DSC 148: Intro to Data Mining – Data Mining Challenge
Winter 2024
Challenge Objective
Given the partial dataset of Airbnb listings in New York City, you are asked to design data mining models to build a relationship between the price (dollars per day) and the other observed variables. That is, you are asked to predict the price of the listing, given all its information.
Due date: Feb 29, 11:00 PM PT
Data and Baselines
train.csv: It contains all the training data that you can use in this challenge. The first column “id” provides you the unique key to identify the listings. Different columns show different features/attributes of a listing, including free texts, numerical features, and categorical features. There are also many missing values. So please conduct some exploratory data analyses (EDAs) first before you work on feature engineering.
test.csv: It contains all the listings that you need to predict their prices. The format is the same as the train.csv, except that the price column has been removed.
simple_baseline.ipynb: It contains simple baseline methods there. By running this notebook, you will be able to get simple_linear_regression_baseline.csv (leaderboard score: 114.56170) and mean_value_baseline.csv (leaderboard score: 135.55633) as output. The first one is produced by the linear regression model + very simple features. The second one is blindly predicting the mean price based on training data for all listings.
You can download all the datasets and baselines here: http://tinyurl.com/cse148-w24-dmc
Evaluation Metrics
Your predictions will be evaluated against the ground-truth price using the RMSE metric. For each test listing, we will calculate the squared error between the ground truth and your prediction. We will take an average of all listings and then get the square root. For more information, please check this webpage.

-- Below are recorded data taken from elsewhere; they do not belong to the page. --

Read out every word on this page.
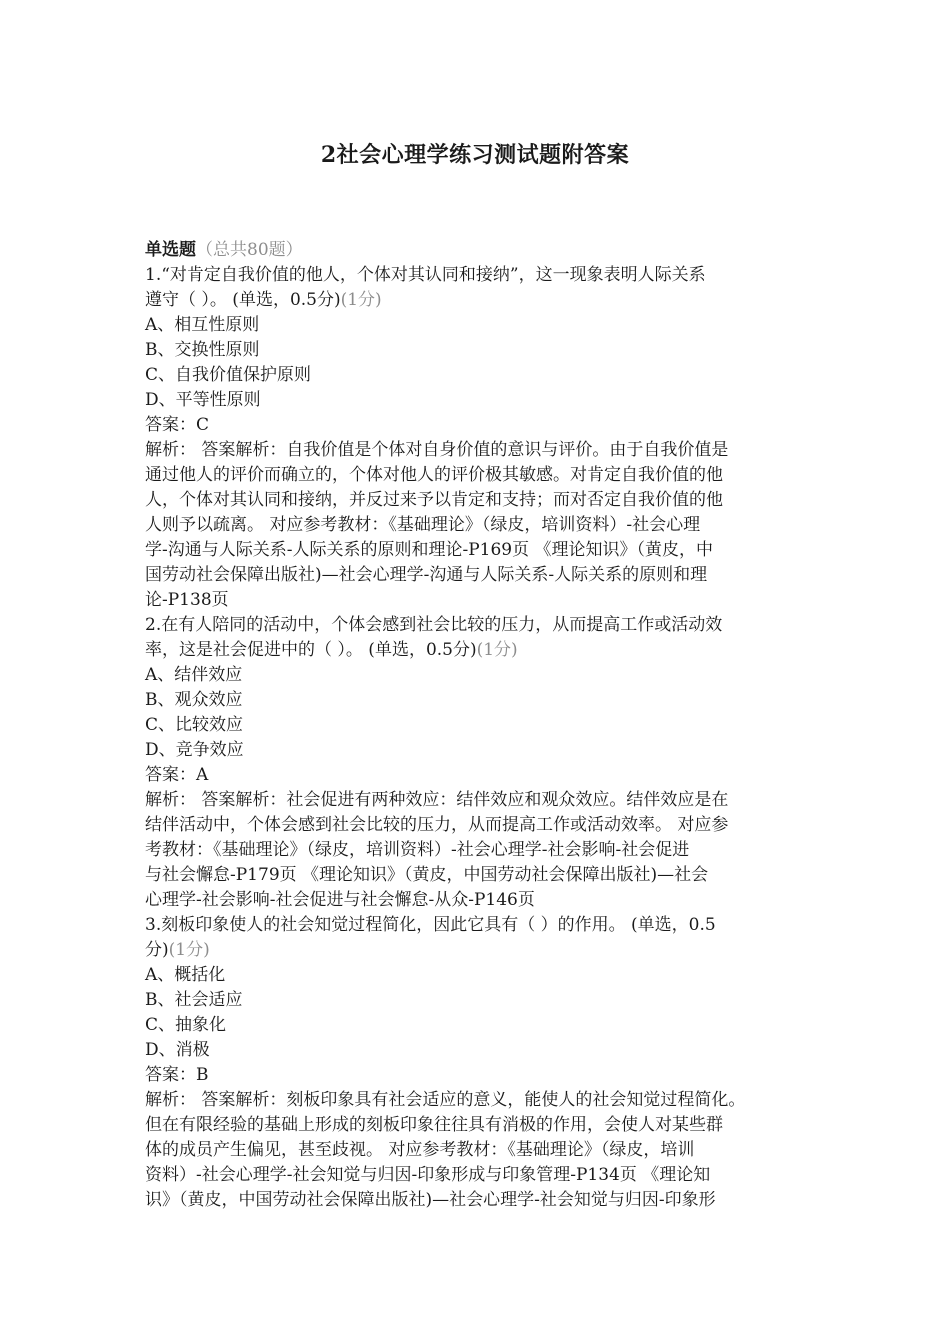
2社会心理学练习测试题附答案
单选题（总共80题）
1.“对肯定自我价值的他人，个体对其认同和接纳”，这一现象表明人际关系
遵守（ ）。 (单选，0.5分)(1分)
A、相互性原则
B、交换性原则
C、自我价值保护原则
D、平等性原则
答案：C
解析： 答案解析：自我价值是个体对自身价值的意识与评价。由于自我价值是
通过他人的评价而确立的，个体对他人的评价极其敏感。对肯定自我价值的他
人，个体对其认同和接纳，并反过来予以肯定和支持；而对否定自我价值的他
人则予以疏离。 对应参考教材：《基础理论》（绿皮，培训资料）-社会心理
学-沟通与人际关系-人际关系的原则和理论-P169页 《理论知识》（黄皮，中
国劳动社会保障出版社)—社会心理学-沟通与人际关系-人际关系的原则和理
论-P138页
2.在有人陪同的活动中，个体会感到社会比较的压力，从而提高工作或活动效
率，这是社会促进中的（ ）。 (单选，0.5分)(1分)
A、结伴效应
B、观众效应
C、比较效应
D、竞争效应
答案：A
解析： 答案解析：社会促进有两种效应：结伴效应和观众效应。结伴效应是在
结伴活动中，个体会感到社会比较的压力，从而提高工作或活动效率。 对应参
考教材：《基础理论》（绿皮，培训资料）-社会心理学-社会影响-社会促进
与社会懈怠-P179页 《理论知识》（黄皮，中国劳动社会保障出版社)—社会
心理学-社会影响-社会促进与社会懈怠-从众-P146页
3.刻板印象使人的社会知觉过程简化，因此它具有（ ）的作用。 (单选，0.5
分)(1分)
A、概括化
B、社会适应
C、抽象化
D、消极
答案：B
解析： 答案解析：刻板印象具有社会适应的意义，能使人的社会知觉过程简化。
但在有限经验的基础上形成的刻板印象往往具有消极的作用，会使人对某些群
体的成员产生偏见，甚至歧视。 对应参考教材：《基础理论》（绿皮，培训
资料）-社会心理学-社会知觉与归因-印象形成与印象管理-P134页 《理论知
识》（黄皮，中国劳动社会保障出版社)—社会心理学-社会知觉与归因-印象形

Registering your Kaggle Team Name
We will release an assignment to submit your Kaggle username shortly after the challenge starts. You must register your Kaggle username through gradescope to participate in this challenge, otherwise, you will be considered an outsider and your score won’tbe counted towards your overall grade. This username submission is worth 1 point of your challenge grade.
When you upload your submission, you can see your team name under the “Team Name” column. Please submit it.

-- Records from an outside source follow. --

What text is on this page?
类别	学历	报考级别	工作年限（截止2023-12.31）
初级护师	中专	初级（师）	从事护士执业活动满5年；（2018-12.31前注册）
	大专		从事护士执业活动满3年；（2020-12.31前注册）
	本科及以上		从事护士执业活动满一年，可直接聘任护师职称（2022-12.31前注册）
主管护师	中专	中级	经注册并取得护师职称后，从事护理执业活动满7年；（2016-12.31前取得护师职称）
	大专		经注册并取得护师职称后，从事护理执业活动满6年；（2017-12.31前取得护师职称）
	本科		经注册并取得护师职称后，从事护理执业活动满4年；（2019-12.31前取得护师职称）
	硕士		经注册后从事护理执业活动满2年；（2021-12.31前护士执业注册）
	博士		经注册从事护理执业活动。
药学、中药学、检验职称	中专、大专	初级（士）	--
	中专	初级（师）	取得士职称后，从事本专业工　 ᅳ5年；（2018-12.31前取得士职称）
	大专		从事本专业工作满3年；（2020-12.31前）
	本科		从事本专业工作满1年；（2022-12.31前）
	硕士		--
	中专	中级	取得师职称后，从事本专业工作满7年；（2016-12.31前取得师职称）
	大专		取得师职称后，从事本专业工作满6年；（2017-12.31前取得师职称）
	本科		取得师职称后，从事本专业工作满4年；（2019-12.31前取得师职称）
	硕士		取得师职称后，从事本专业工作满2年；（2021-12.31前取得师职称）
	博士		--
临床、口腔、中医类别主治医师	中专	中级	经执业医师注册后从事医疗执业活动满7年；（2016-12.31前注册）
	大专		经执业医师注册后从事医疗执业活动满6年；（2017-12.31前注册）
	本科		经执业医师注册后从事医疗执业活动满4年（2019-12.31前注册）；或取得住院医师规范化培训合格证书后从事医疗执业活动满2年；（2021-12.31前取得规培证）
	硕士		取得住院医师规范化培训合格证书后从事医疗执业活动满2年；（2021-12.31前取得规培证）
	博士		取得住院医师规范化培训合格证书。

Note: This is an individual competition and the team name is just the Kaggle terminology here.
Scoring
If you can achieve an RMSE strictly smaller than the “simple-linear-regression” benchmark, you will be able to get 50% of the credits. If you can achieve an RMSE smaller than 100, you will be able to get 40% more of the credits. The remaining 10% will be decided based on your ranking.
Submission Format
You are asked to run your models locally and upload your final prediction file. It is a CSV file with headers of two columns: Id and Predicted. The first character must be capitalized. The first column corresponds to the id in the test.csv file and the second column contains the predicted price.
Once submitted, the system will evaluate a fixed portion (30%, randomly chosen) of the test set and compute RMSE accordingly. Then your score will be displayed on the leaderboard. Please note that the leaderboard during the challenge is NOT final. The final leaderboard will be refreshed once the challenge ends. A new RMSE score will be calculated based on the other 70% portion which has not been tested yet.
Every day, you can make at most 20 submissions. Please start early and make sure you have enough time to tweak your models and hyperparameters. You will be able to choose 2 submissions for the final evaluation and the system will pick the best score you have.